Résumé de la décision
La décision concerne un litige entre la SA Natixis et le ministre des finances et des comptes publics concernant l'imposition de revenus d'intérêts perçus de source chinoise. Par l'accord conclu le 30 mai 1984 entre la France et la Chine, les résidents français recevant des intérêts de Chine ont droit à un crédit d'impôt sur l'impôt chinois payé. La cour a jugé que le crédit d'impôt doit être calculé sur le montant brut des intérêts perçus, augmentés de l'impôt chinois réputé acquitté. Le pourvoi du ministre est rejeté, et l'État est condamné à verser 3 000 euros à Natixis pour couvrir ses frais de justice.
Arguments pertinents
1. Application de l'accord franco-chinois : La cour a souligné que l'article 10 de l'accord stipule clairement que "les intérêts provenant d'un Etat contractant et payés à un résident de l'autre Etat contractant sont imposables dans cet autre Etat". Cette stipulation est cruciale pour garantir que les résidents français bénéficient d'une imposition juste sur des revenus perçus à l'étranger.

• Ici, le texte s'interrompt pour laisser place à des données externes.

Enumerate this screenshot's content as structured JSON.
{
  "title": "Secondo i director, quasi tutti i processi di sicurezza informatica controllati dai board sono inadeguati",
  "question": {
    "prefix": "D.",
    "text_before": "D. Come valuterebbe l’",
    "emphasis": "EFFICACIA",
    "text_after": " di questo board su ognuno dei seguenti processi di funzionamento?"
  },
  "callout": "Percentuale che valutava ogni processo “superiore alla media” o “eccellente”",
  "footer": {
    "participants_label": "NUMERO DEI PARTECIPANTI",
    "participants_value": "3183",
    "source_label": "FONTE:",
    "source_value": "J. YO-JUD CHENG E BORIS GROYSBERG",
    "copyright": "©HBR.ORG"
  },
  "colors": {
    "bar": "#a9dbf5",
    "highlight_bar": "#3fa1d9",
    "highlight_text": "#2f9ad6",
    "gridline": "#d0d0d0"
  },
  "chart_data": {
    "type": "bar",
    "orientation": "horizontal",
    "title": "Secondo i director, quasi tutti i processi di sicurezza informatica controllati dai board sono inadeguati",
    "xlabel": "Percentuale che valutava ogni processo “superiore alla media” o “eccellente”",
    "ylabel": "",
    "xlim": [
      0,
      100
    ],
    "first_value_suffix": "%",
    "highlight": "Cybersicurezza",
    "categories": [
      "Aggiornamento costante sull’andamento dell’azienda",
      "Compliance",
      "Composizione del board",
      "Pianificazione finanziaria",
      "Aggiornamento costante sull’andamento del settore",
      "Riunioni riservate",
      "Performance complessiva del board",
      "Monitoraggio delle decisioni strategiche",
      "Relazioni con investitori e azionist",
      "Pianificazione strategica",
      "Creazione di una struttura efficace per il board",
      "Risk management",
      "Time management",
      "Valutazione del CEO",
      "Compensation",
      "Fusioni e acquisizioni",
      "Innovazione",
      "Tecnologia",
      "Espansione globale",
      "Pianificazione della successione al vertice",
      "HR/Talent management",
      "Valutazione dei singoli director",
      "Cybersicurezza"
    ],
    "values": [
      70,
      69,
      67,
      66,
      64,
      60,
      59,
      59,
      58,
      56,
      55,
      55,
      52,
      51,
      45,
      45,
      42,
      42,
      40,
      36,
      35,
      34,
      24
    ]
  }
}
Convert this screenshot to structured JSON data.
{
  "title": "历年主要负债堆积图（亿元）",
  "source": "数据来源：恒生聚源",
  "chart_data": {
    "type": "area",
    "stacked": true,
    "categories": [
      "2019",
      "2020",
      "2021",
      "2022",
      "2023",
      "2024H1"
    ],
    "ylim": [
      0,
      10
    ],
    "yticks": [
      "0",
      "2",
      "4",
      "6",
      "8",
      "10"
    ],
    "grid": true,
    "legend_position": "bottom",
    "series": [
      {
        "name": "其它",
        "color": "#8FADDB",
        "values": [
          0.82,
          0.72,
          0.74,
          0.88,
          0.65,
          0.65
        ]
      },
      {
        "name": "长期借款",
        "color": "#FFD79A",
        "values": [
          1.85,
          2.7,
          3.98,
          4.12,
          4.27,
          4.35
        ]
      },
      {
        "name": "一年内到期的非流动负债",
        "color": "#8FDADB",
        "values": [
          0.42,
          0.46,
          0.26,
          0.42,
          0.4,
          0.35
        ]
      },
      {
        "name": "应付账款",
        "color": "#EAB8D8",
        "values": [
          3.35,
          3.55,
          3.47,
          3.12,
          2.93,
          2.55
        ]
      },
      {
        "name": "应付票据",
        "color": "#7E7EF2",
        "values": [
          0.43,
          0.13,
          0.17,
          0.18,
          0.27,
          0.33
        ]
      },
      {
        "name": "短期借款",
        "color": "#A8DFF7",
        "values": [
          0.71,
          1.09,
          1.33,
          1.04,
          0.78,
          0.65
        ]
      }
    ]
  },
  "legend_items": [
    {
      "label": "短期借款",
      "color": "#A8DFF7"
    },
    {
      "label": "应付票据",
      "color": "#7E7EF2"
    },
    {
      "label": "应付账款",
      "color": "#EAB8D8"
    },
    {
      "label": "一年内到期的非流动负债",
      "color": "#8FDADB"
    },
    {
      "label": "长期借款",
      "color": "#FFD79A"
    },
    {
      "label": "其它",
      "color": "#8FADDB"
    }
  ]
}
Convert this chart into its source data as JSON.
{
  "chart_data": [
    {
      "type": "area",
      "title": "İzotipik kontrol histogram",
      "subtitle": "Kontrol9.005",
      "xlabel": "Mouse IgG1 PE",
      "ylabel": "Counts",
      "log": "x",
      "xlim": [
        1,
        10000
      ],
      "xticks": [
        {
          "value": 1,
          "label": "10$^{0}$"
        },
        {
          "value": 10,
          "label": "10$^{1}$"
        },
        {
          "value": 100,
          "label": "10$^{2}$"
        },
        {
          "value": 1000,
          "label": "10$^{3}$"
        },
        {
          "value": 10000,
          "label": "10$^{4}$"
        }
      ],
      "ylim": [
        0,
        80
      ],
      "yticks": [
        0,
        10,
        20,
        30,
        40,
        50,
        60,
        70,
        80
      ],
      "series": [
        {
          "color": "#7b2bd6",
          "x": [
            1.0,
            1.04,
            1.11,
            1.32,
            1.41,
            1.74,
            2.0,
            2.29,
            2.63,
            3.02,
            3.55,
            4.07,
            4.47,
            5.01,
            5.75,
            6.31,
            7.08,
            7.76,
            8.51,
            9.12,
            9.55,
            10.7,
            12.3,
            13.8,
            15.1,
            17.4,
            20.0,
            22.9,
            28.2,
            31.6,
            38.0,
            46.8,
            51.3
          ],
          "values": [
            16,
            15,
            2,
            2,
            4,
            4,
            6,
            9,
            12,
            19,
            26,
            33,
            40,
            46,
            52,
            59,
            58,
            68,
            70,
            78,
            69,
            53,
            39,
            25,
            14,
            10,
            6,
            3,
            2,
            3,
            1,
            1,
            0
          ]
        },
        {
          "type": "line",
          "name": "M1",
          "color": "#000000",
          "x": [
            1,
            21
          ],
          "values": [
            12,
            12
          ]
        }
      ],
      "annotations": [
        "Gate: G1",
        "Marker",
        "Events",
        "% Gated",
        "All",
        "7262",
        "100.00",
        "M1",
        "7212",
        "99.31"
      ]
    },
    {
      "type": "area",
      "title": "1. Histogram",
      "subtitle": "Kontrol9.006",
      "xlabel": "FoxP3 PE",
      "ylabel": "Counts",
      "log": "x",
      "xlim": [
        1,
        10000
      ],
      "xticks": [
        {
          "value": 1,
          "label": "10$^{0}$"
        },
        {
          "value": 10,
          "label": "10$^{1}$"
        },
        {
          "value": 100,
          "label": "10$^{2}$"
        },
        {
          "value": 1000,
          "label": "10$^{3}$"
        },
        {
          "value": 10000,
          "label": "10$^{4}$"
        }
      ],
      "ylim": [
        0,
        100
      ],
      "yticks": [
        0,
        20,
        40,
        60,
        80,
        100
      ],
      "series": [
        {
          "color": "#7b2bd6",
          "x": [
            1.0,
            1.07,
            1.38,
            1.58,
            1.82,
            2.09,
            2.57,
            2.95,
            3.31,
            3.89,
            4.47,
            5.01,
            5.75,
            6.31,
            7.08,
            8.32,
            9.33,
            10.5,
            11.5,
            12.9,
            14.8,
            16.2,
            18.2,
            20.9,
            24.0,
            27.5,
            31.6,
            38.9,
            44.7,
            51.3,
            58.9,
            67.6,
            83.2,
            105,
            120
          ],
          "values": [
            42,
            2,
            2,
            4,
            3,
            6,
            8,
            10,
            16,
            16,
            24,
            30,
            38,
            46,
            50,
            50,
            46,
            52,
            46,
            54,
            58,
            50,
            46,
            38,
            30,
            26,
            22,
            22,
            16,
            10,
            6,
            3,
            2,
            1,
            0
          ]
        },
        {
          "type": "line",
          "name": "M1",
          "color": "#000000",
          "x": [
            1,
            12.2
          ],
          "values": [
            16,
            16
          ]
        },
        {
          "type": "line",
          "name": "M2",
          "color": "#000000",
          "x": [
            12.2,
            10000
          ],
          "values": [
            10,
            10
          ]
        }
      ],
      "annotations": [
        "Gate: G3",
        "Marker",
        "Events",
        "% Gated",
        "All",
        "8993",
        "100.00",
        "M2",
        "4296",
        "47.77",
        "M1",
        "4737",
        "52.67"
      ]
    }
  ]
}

2. Crédit d'impôt : En se fondant sur l'article 22 de l'accord, le tribunal a interprété que "les revenus [...] provenant de Chine sont imposables en France". Il est stipulé que les résidents français doivent se voir accorder un crédit d'impôt, qui "correspond au montant de l'impôt chinois perçu". La décision a affirmé qu'il est établi forfaitairement à "10 % du montant brut des intérêts perçus", garantissant ainsi une protection contre la double imposition.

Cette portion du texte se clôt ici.